Central Gymnastics Academy

Fire Evacuation Procedure 

It is essential that gymnasts and coaches act in a calm and orderly manner in the event of a fire, and it is important that they are instructed in the appropriate procedures to be adopted in such circumstances. The following guidance has therefore been prepared for your assistance in formulating a simple but effective fire routine. 

1.     Anyone discovering a fire should immediately sound the nearest fire alarm call point. Younger gymnasts should be instructed to inform the nearest member of the coaching team.  

2.     On hearing the fire alarm gymnasts and coaches should make their way by the nearest fire exit to the Assembly Point in the front car park. The coach should follow at the rear with the appropriate class register closing as many doors as possible 

3.     The head coach will check the toilets and changing area for gymnasts separated from their class.  

4.     The head coach should process to the assembly point where role call will be held 

5.     Gymnasts not actually in the class when the fire alarm sounds should process immediately via the nearest exist to the assembly point where they should join their class.  

6.     Coaches, volunteers, administrative staff and cleaners, other than those who have been allotted specific fire routine duties, should also report to the assembly point.  

7.     No one should re-enter the building until permission is given by the Fire Service Officer in charge.
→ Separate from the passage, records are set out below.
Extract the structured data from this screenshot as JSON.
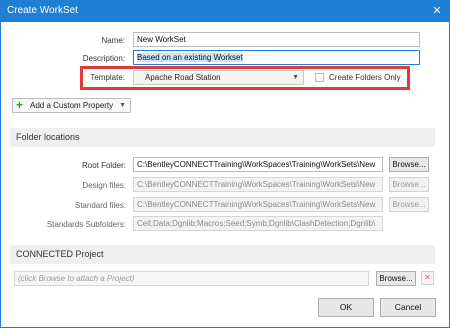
{
  "window": {
    "title": "Create WorkSet",
    "close_glyph": "✕"
  },
  "form": {
    "name_label": "Name:",
    "name_value": "New WorkSet",
    "description_label": "Description:",
    "description_value": "Based on an existing Workset",
    "template_label": "Template:",
    "template_value": "Apache Road Station",
    "create_folders_label": "Create Folders Only",
    "create_folders_checked": false,
    "add_property_label": "Add a Custom Property"
  },
  "folder_locations": {
    "heading": "Folder locations",
    "rows": [
      {
        "label": "Root Folder:",
        "value": "C:\\BentleyCONNECTTraining\\WorkSpaces\\Training\\WorkSets\\New",
        "button": "Browse...",
        "enabled": true
      },
      {
        "label": "Design files:",
        "value": "C:\\BentleyCONNECTTraining\\WorkSpaces\\Training\\WorkSets\\New",
        "button": "Browse...",
        "enabled": false
      },
      {
        "label": "Standard files:",
        "value": "C:\\BentleyCONNECTTraining\\WorkSpaces\\Training\\WorkSets\\New",
        "button": "Browse...",
        "enabled": false
      },
      {
        "label": "Standards Subfolders:",
        "value": "Cell;Data;Dgnlib;Macros;Seed;Symb;Dgnlib\\ClashDetection;Dgnlib\\",
        "enabled": false
      }
    ]
  },
  "connected": {
    "heading": "CONNECTED Project",
    "placeholder": "(click Browse to attach a Project)",
    "browse_label": "Browse...",
    "clear_glyph": "✕"
  },
  "footer": {
    "ok_label": "OK",
    "cancel_label": "Cancel"
  },
  "icons": {
    "add": "plus-icon",
    "dropdown": "chevron-down-icon",
    "close": "close-icon"
  },
  "colors": {
    "accent": "#1e7fd4",
    "highlight": "#e03a3a",
    "add_icon": "#2e9e2e"
  }
}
When informed that it is safe to re-enter the building, this will be done under the direction of the Head Coach.  

8.     The fire officer should be met by the Head Coach on his/her arrival at the premises and notified whether or not all persons have been accounted for. 

9.     The fire service should be informed immediately of all fires, no matter how small. 

10.  Normally, fire drills should be held at least twice per Year.

11.  Circumstances will dictate whether fire fighting should be attempted by the coaches, however, it is emphasized that fire fighting must always come second to the safety of life.